Member of the President of Ireland's Council of State
- In office 2005–2012

Member of Down District Council
- In office 21 May 1997 – 5 May 2005
- Preceded by: James Cochrane
- Succeeded by: Peter Bowles
- Constituency: Ballynahinch

Personal details
- Born: Lisburn, Northern Ireland
- Party: Fianna Fáil (2004–present) Ulster Unionist Party (1997–2004)
- Profession: Military Officer

= Harvey Bicker =

Northern Irish politician

Col. Reginald Harvey Bicker OBE TD is a Northern Irish businessman and Fianna Fáil politician from Spa, County Down, though he is originally from Lisburn.

==Background==
He was a member of the President of Ireland's Council of State from 2005 to 2012. Bicker was formerly a councillor serving on Down District Council as a member of the Ulster Unionist Party (UUP) from 1997 to 2004. Peter Bowles was co-opted as the UUP's replacement on the council following Bicker's appointment as Chairman of the Mourne National Park Working Party by Angela Smith.
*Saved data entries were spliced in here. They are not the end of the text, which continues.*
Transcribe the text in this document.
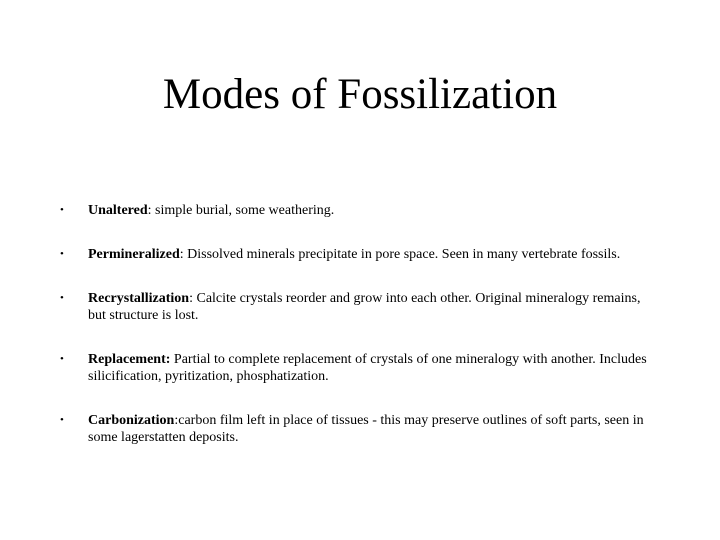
Modes of Fossilization
• Unaltered: simple burial, some weathering.
• Permineralized: Dissolved minerals precipitate in pore space. Seen in many vertebrate fossils.
• Recrystallization: Calcite crystals reorder and grow into each other. Original mineralogy remains, but structure is lost.
• Replacement: Partial to complete replacement of crystals of one mineralogy with another. Includes silicification, pyritization, phosphatization.
• Carbonization:carbon film left in place of tissues - this may preserve outlines of soft parts, seen in some lagerstatten deposits.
He is noted for being the first former Ulster unionist politician to affiliate with an Irish republican party after Fianna Fáil announced their intentions to organise on an All-Ireland basis.

Bicker is a retired colonel in the British Army, having served in the Royal Irish Regiment and the Ulster Defence Regiment. He is a member of the Military Heritage of Ireland Trust.